Number of rows with missing Garage Qual value: 0
Number of rows with missing Garage Cond value: 0
Number of rows with missing Garage Finish value: 0
Number of rows with missing Garage Yr Blt value: 0
Number of rows with missing Garage Type value: 0


## Masonry Veneer

In [37]:
masonry = ['Mas Vnr Type', 'Mas Vnr Area']
for col in masonry:
    print(f"Number of rows with missing {col} value: {len(df[df[col].isnull()])}")
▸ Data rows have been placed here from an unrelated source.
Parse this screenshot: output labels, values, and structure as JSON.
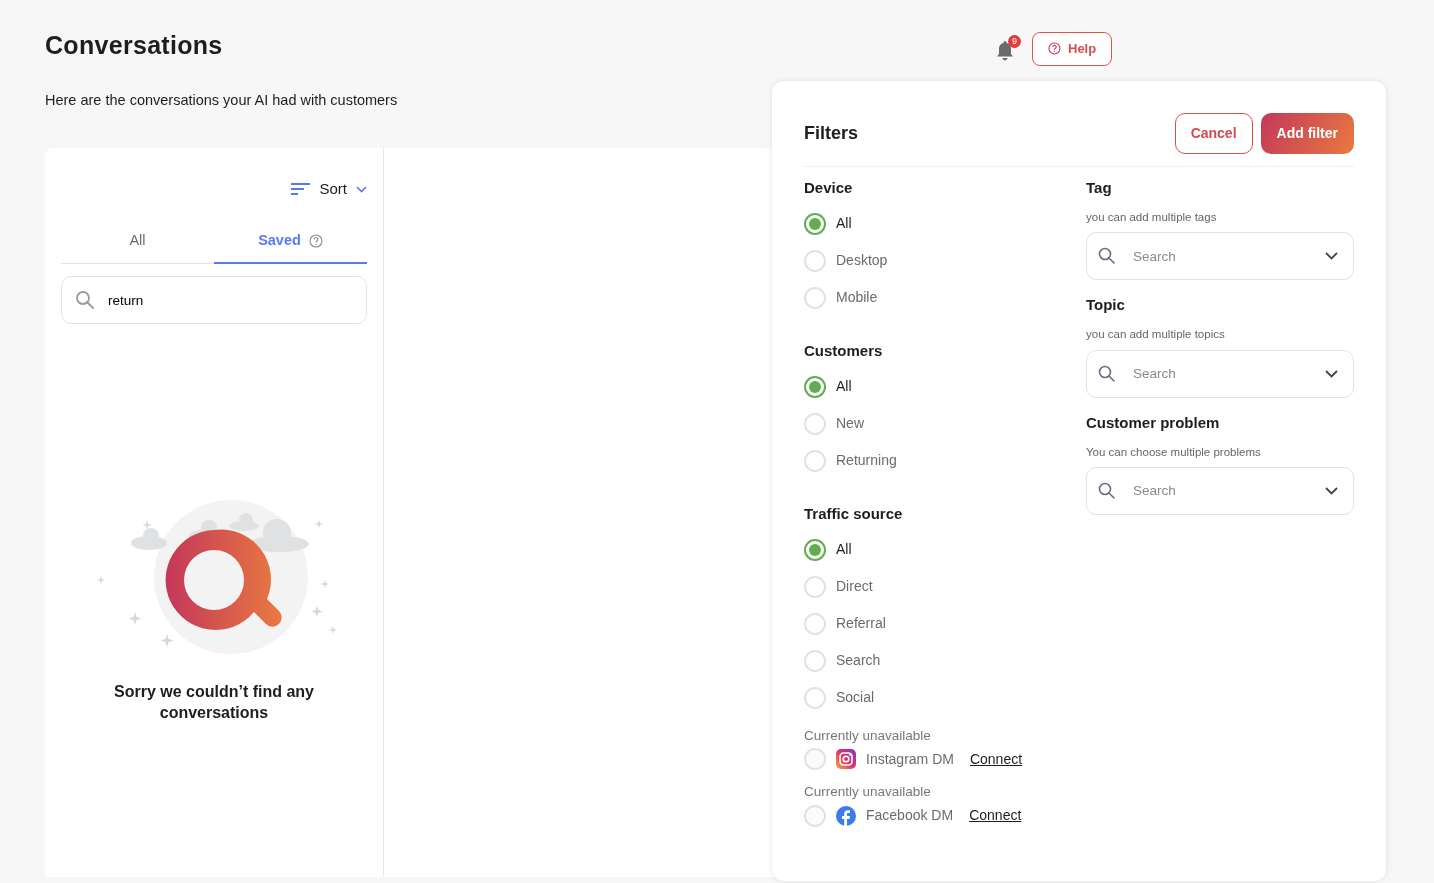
{
  "page": {
    "title": "Conversations",
    "subtitle": "Here are the conversations your AI had with customers"
  },
  "header": {
    "notification_count": "9",
    "help_label": "Help"
  },
  "list_panel": {
    "sort_label": "Sort",
    "tabs": [
      {
        "label": "All",
        "selected": false,
        "has_help": false
      },
      {
        "label": "Saved",
        "selected": true,
        "has_help": true
      }
    ],
    "search": {
      "value": "return"
    },
    "empty_message": "Sorry we couldn’t find any conversations"
  },
  "filters": {
    "title": "Filters",
    "buttons": [
      {
        "label": "Cancel",
        "kind": "outline"
      },
      {
        "label": "Add filter",
        "kind": "primary"
      }
    ],
    "radio_groups": [
      {
        "title": "Device",
        "options": [
          {
            "kind": "radio",
            "label": "All",
            "selected": true
          },
          {
            "kind": "radio",
            "label": "Desktop",
            "selected": false
          },
          {
            "kind": "radio",
            "label": "Mobile",
            "selected": false
          }
        ]
      },
      {
        "title": "Customers",
        "options": [
          {
            "kind": "radio",
            "label": "All",
            "selected": true
          },
          {
            "kind": "radio",
            "label": "New",
            "selected": false
          },
          {
            "kind": "radio",
            "label": "Returning",
            "selected": false
          }
        ]
      },
      {
        "title": "Traffic source",
        "options": [
          {
            "kind": "radio",
            "label": "All",
            "selected": true
          },
          {
            "kind": "radio",
            "label": "Direct",
            "selected": false
          },
          {
            "kind": "radio",
            "label": "Referral",
            "selected": false
          },
          {
            "kind": "radio",
            "label": "Search",
            "selected": false
          },
          {
            "kind": "radio",
            "label": "Social",
            "selected": false
          },
          {
            "kind": "instagram",
            "note": "Currently unavailable",
            "label": "Instagram DM",
            "link": "Connect",
            "selected": false
          },
          {
            "kind": "facebook",
            "note": "Currently unavailable",
            "label": "Facebook DM",
            "link": "Connect",
            "selected": false
          }
        ]
      }
    ],
    "search_fields": [
      {
        "title": "Tag",
        "hint": "you can add multiple tags",
        "placeholder": "Search"
      },
      {
        "title": "Topic",
        "hint": "you can add multiple topics",
        "placeholder": "Search"
      },
      {
        "title": "Customer problem",
        "hint": "You can choose multiple problems",
        "placeholder": "Search"
      }
    ]
  }
}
Number of rows with missing Mas Vnr Type value: 22
Number of rows with missing Mas Vnr Area value: 22


In [38]:
#Are these all the same 22 data points?
len(df[ df['Mas Vnr Type'].isnull() & df['Mas Vnr Area'].isnull() ])

22

In [39]:
#They are! That means they're all just homes that lack any masonry venerr.
#So let's fill in the missing `Vnr Type` variables with 'no_vnr'
#and then fill in the missing 'Vnr Area' with 0

#First, get the indices
no_vnr = df[df['Mas Vnr Type'].isnull()].index
len(no_vnr)

22

In [40]:
#Fill in the missing values
df.iloc[no_vnr, df.columns.get_loc('Mas Vnr Type')] = 'no_vnr'
df.iloc[no_vnr, df.columns.get_loc('Mas Vnr Area')] = 0

for col in masonry:
    print(f"Number of rows with missing {col} value: {len(df[df[col].isnull()])}")

Number of rows with missing Mas Vnr Type value: 0
Number of rows with missing Mas Vnr Area value: 0


## Alley Access

In [41]:
for col in ['Alley']:
    print(f"Number of rows with missing {col} value: {len(df[df[col].isnull()])}")

Number of rows with missing Alley value: 1904


In [42]:
# From data dictionary, 'Alley' can take 3 values, one of which is "NA".
# Does NA mean missing, or is it a string?
df['Alley'].value_counts()

Grvl    85
Pave    55
Name: Alley, dtype: int64

In [43]:
#So "NA" means missing.  Thus, missing values in this variable mean
#"no alley access."  Let's replace the missing values with 'no_alley_access':
df["Alley"].fillna("no_alley_access", inplace=True);

In [44]:
df['Alley'].value_counts()

no_alley_access    1904
Grvl                 85
Pave                 55
Name: Alley, dtype: int64

In [45]:
for col in ['Alley']:
    print(f"Number of rows with missing {col} value: {len(df[df[col].isnull()])}")

Number of rows with missing Alley value: 0